Morir para alcanzar la eternidad
La teología occidental ha cometido durante siglos un error que no surge de la ignorancia, sino del exceso de piedad: ha tratado la muerte como el gran escándalo, como la herida que el pecado abrió en la carne del mundo, como la prueba más contundente de que algo salió mal en el jardín. Y al hacerlo ha invertido involuntariamente la jerarquía de los valores que pretendía defender.
Porque si la muerte es el castigo supremo, entonces la vida inmortal del Edén era el bien supremo. Y si eso es así, entonces Dios, al expulsar al hombre del jardín y sellar el acceso al árbol de la vida, es el autor de la mayor privación que pueda concebirse.
Esta conclusión incomoda hasta a sus propios defensores, porque convierte la historia entera de la humanidad en una larga venganza divina: milenios de sufrimiento colectivo como consecuencia de la transgresión de dos criaturas que hicieron exactamente lo que criaturas dotadas de curiosidad insaciable, confrontadas con ese diseño, harían.
No hay grandeza teológica ni coherencia lógica en esa narrativa. Hay, en el mejor de los casos, la imagen de un soberano que administra el rencor con eficiencia burocrática.

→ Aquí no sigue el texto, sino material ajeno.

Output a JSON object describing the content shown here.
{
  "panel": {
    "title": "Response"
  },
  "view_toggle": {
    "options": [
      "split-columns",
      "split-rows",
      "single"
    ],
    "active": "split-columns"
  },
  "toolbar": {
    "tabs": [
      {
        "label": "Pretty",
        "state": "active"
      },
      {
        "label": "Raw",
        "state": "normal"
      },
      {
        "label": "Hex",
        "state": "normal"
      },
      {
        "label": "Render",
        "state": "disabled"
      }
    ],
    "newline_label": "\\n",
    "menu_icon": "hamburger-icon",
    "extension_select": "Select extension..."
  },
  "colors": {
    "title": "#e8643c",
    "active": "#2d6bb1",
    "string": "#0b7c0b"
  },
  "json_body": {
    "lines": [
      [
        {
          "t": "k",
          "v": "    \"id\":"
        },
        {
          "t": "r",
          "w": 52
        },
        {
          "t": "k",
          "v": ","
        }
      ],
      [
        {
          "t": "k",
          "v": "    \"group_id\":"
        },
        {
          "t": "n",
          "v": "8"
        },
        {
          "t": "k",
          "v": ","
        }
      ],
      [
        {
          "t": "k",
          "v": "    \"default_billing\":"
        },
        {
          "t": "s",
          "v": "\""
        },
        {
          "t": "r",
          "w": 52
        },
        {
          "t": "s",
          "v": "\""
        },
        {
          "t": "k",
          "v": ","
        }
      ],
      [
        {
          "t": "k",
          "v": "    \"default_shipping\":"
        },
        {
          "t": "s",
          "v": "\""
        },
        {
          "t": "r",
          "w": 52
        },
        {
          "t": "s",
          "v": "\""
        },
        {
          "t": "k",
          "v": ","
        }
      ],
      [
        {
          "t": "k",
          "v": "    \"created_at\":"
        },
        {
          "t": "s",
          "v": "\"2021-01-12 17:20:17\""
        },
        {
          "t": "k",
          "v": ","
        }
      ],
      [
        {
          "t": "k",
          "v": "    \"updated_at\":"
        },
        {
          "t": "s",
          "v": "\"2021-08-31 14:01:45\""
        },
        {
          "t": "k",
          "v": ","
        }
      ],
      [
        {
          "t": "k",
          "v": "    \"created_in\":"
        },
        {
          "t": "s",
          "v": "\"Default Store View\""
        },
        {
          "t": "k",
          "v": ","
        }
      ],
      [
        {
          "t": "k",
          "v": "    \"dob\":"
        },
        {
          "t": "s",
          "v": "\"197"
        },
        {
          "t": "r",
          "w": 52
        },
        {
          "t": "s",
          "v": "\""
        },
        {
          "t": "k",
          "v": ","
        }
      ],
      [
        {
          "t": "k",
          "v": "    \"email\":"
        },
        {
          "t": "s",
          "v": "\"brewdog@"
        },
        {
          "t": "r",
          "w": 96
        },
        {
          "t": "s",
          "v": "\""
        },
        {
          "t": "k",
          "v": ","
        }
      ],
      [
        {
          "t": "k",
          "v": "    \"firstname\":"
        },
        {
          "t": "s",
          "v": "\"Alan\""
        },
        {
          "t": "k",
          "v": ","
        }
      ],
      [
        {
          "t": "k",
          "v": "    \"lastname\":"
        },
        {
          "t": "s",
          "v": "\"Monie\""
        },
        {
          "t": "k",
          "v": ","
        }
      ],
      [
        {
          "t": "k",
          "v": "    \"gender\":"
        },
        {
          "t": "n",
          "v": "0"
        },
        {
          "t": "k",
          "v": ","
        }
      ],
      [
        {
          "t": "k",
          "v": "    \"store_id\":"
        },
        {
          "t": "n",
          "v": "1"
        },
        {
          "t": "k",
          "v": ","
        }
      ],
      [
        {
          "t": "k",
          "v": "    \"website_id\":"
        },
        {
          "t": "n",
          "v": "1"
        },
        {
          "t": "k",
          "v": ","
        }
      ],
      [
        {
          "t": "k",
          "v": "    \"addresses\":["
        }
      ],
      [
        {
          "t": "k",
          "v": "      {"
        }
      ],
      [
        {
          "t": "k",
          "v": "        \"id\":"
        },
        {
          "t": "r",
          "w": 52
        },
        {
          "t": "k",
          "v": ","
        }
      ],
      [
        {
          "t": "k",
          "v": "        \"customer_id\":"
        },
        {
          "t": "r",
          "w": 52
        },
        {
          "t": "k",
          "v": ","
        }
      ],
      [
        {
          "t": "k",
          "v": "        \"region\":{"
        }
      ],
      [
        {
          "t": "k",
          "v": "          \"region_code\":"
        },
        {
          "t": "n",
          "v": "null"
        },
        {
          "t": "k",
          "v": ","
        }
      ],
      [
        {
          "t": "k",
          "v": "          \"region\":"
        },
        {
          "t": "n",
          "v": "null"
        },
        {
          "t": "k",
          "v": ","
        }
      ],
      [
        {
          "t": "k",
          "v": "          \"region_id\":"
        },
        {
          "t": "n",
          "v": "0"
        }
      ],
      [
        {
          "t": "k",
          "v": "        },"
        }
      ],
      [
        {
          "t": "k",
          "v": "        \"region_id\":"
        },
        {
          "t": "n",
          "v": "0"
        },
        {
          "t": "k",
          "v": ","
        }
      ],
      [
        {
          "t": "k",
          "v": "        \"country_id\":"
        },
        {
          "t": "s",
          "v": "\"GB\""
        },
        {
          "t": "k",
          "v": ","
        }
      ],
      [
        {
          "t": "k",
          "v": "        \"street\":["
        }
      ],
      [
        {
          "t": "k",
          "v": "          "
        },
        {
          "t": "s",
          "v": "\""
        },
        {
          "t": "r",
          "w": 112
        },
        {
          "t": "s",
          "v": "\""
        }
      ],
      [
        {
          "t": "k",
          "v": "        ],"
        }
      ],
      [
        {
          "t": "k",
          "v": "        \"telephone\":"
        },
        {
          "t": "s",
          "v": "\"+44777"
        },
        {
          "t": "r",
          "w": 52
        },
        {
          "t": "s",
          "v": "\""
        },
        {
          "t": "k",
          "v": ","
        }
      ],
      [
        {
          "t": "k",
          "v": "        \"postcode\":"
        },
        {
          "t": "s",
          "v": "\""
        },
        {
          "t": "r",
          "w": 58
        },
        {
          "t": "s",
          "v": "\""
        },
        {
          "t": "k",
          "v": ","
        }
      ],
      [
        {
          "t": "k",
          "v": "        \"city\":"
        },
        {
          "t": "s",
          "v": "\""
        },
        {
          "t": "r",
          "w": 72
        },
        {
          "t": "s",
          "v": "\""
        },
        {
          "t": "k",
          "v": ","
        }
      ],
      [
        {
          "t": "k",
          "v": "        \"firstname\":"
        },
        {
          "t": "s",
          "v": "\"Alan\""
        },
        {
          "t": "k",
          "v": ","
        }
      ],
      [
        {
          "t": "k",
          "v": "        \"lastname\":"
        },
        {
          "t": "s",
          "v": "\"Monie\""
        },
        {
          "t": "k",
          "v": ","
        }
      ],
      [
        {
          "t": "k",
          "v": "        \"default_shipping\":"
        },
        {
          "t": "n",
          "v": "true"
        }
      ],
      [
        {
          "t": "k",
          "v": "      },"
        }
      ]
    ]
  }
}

Pero si la caída fue diseñada, si el árbol, la prohibición, la serpiente y la secuencia entera eran parte de un plan concebido antes de que el hombre fuera colocado en el jardín, entonces la muerte no puede ser un castigo reactivo. Tiene que ser, como los demás elementos del diseño, un instrumento del plan. La pregunta correcta no es por qué Dios castigó al hombre con la muerte. La pregunta correcta es para qué sirve la muerte dentro del proceso de transformación que el plan perseguía.
Para responder esa pregunta con rigor, es necesario confrontar un escenario que la imaginación piadosa raramente se permite construir hasta el final: qué habría ocurrido si, inmediatamente después de comer del árbol del conocimiento del bien y del mal, Adán y Eva hubieran alcanzado también el árbol de la vida.
El texto bíblico no solo sugiere que esa posibilidad existía; sugiere que Dios la consideró urgente de cerrar. La urgencia con que actúa para sellar el acceso al segundo árbol es el dato más revelador de toda la secuencia posterior a la caída. El texto del Génesis 3:22 reproduce el razonamiento divino en forma directa: He aquí el hombre, es como uno de nosotros, sabiendo el bien y el mal; ahora, pues, que no extienda su mano y tome también del árbol de la vida, y coma, y viva para siempre.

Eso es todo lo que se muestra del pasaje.